Бренду я нашел спящей на кушетке в вестибюле. Было почти четыре часа, и в вестибюле отеля оставались только мы двое и портье. Я не сразу решился разбудить Бренду: она была бледна, измучена, и я знал, что ее рвало. Я сидел с ней рядом, заправлял ей волосы за уши. Узнаю ли я ее когда-нибудь? — спрашивал я себя; я смотрел на спящую, и у меня было такое чувство, что я знаю о ней не больше того, что можно узнать из фотографии. Я мягко растолкал ее, и полусонная, она дошла со мной до машины.

Когда мы выехали из туннеля Линкольна в Нью-Джерси, уже светало. Я выключил фары, оставил подфарники и поехал к платной автостраде. Впереди на километры и километры тянулись болотистые луга, водянистые, пятнистые, пахучие — Божий недосмотр. Я подумал о другом Его недосмотре — Лео Патимкине, единокровном брате Бена. Через несколько часов он будет ехать в поезде на север и, проезжая Скарсдейл или Уайт-Плейнс, рыгнет, и во рту у него останется вкус шампанского. Рядом с ним, как попутчики, будут сидеть коробки с лампами. Он сойдет в Нью-Лондоне или, вдохновленный встречей с братом, опять проедет дальше, в надежде на то, что удача ждет его где-то севернее. Потому что территория Лео — весь мир, все города, все болота, все дороги и шоссе.
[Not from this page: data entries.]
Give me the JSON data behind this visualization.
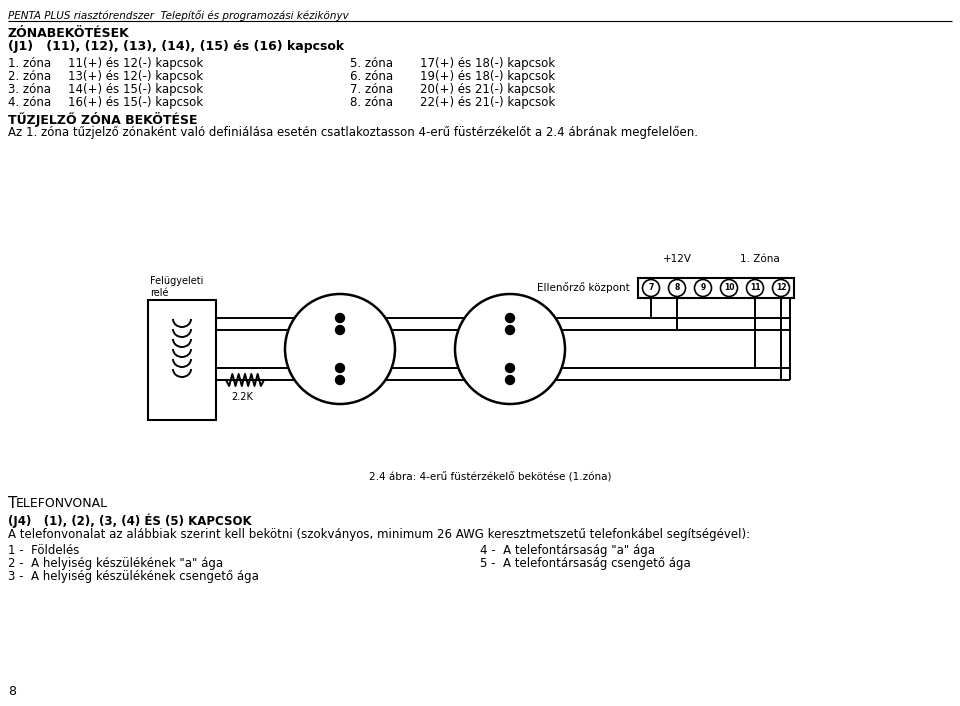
{
  "title_header": "PENTA PLUS riasztórendszer  Telepítői és programozási kézikönyv",
  "section1_title": "ZÓNABEKÖTÉSEK",
  "section1_subtitle": "(J1)   (11), (12), (13), (14), (15) és (16) kapcsok",
  "zone_rows": [
    [
      "1. zóna",
      "11(+) és 12(-) kapcsok",
      "5. zóna",
      "17(+) és 18(-) kapcsok"
    ],
    [
      "2. zóna",
      "13(+) és 12(-) kapcsok",
      "6. zóna",
      "19(+) és 18(-) kapcsok"
    ],
    [
      "3. zóna",
      "14(+) és 15(-) kapcsok",
      "7. zóna",
      "20(+) és 21(-) kapcsok"
    ],
    [
      "4. zóna",
      "16(+) és 15(-) kapcsok",
      "8. zóna",
      "22(+) és 21(-) kapcsok"
    ]
  ],
  "section2_title": "TŰZJELZŐ ZÓNA BEKÖTÉSE",
  "section2_text": "Az 1. zóna tűzjelző zónaként való definiálása esetén csatlakoztasson 4-erű füstérzékelőt a 2.4 ábrának megfelelően.",
  "diagram_label": "Ellenőrző központ",
  "diagram_label_left": "Felügyeleti\nrelé",
  "diagram_caption": "2.4 ábra: 4-erű füstérzékelő bekötése (1.zóna)",
  "voltage_label": "+12V",
  "zone_label": "1. Zóna",
  "terminal_numbers": [
    "7",
    "8",
    "9",
    "10",
    "11",
    "12"
  ],
  "resistor_label": "2.2K",
  "section3_title": "TELEFONVONAL",
  "section3_subtitle": "(J4)   (1), (2), (3, (4) ÉS (5) KAPCSOK",
  "section3_text": "A telefonvonalat az alábbiak szerint kell bekötni (szokványos, minimum 26 AWG keresztmetszetű telefonkábel segítségével):",
  "phone_items_left": [
    "1 -  Földelés",
    "2 -  A helyiség készülékének \"a\" ága",
    "3 -  A helyiség készülékének csengető ága"
  ],
  "phone_items_right": [
    "4 -  A telefontársaság \"a\" ága",
    "5 -  A telefontársaság csengető ága"
  ],
  "page_number": "8",
  "bg_color": "#ffffff",
  "text_color": "#000000"
}
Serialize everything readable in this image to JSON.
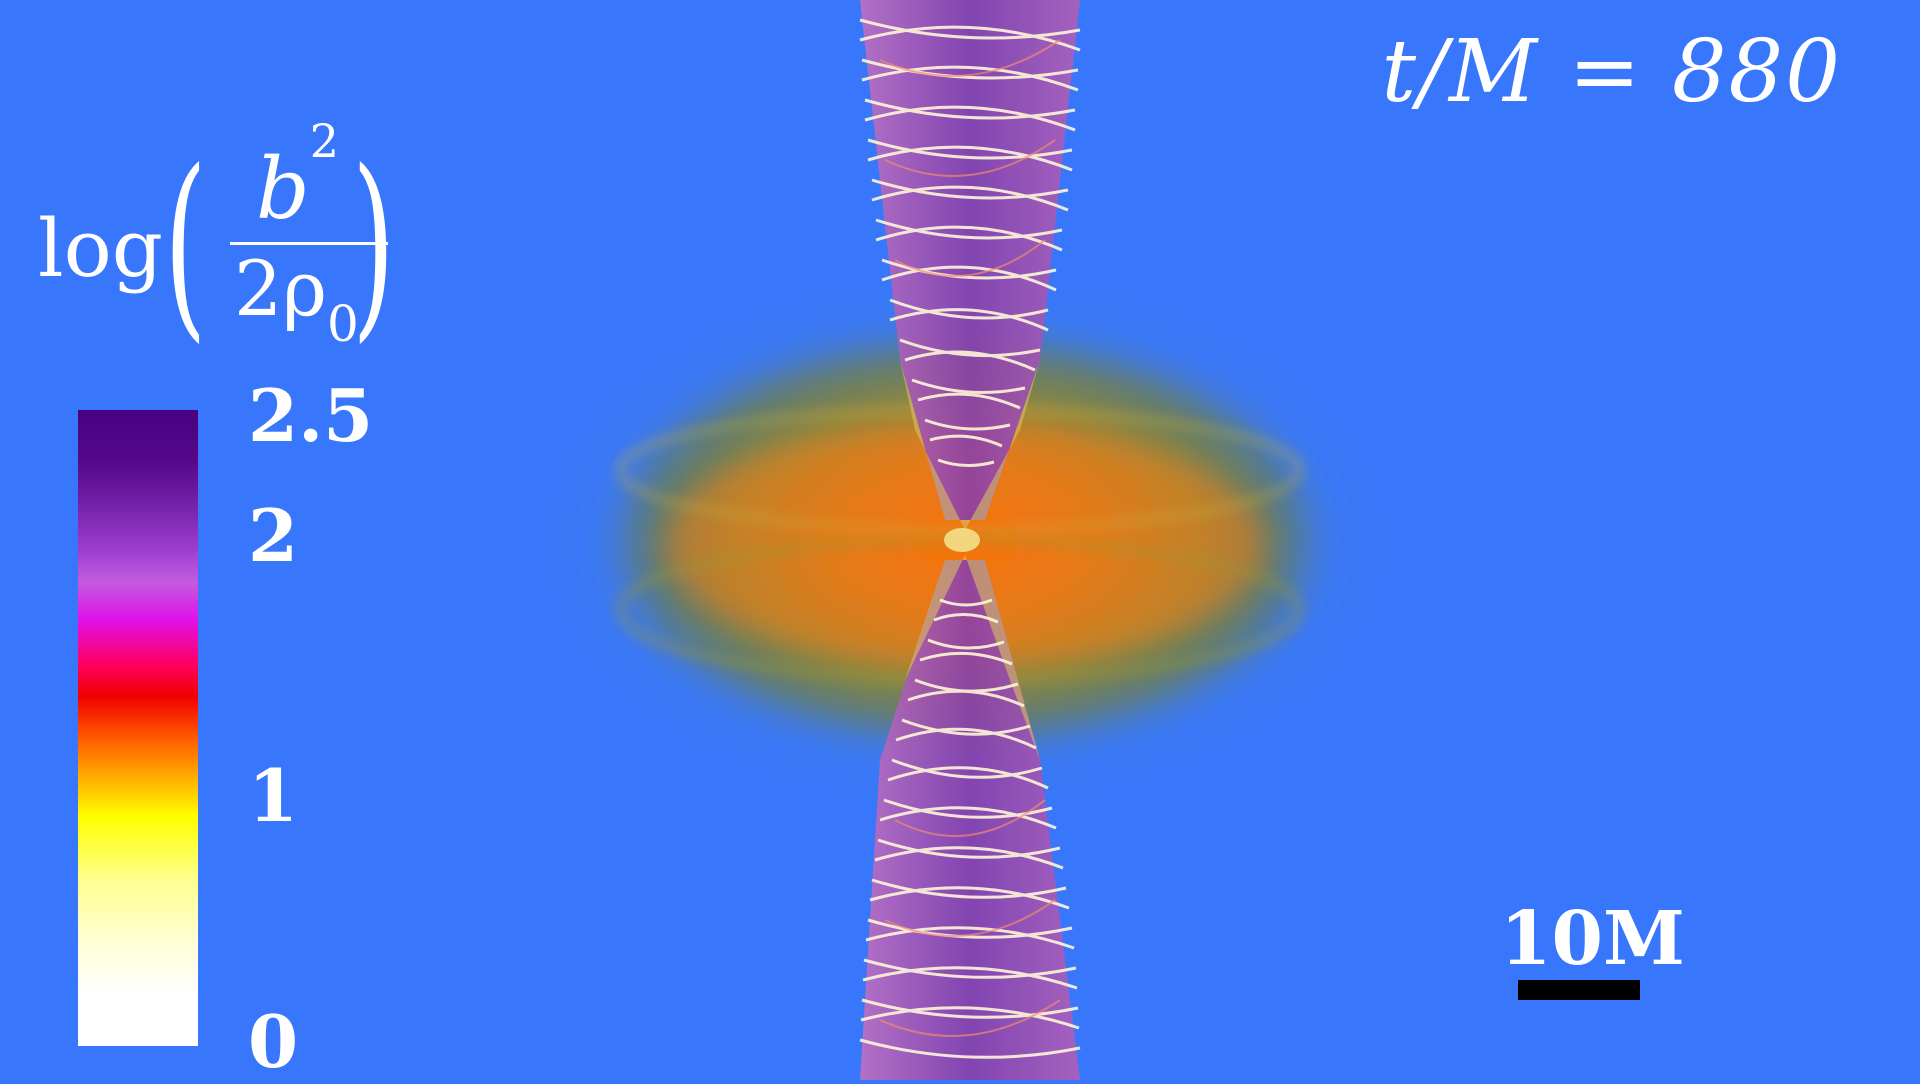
{
  "time": {
    "label": "t/M = 880"
  },
  "colorbar": {
    "title": {
      "prefix": "log",
      "numerator": "b",
      "numerator_exp": "2",
      "denominator": "2ρ",
      "denominator_sub": "0"
    },
    "ticks": [
      "2.5",
      "2",
      "1",
      "0"
    ]
  },
  "scale": {
    "label": "10M"
  }
}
Он может доехать до Ньюфаундленда, если захочет, до Гудзонова залива и дальше, до Туле, а потом съехать по другому боку глобуса и стучаться в заиндевелые окна среди русских степей, если захочет. Но он не захочет. Лео сорок восемь лет, и он кое-что понял. Да, ему сопутствовали в жизни огорчения и печали, но, если сердце насытилось ими к тому времени, когда ты прибыл в Нью-Лондон, какой новой жути искать тебе во Владивостоке?

На другой день ветер притащил с собой осень, и ветки плакучей ивы на передней лужайке Патимкиных перебирали воздух. В полдень я отвез Бренду к поезду, и она покинула меня.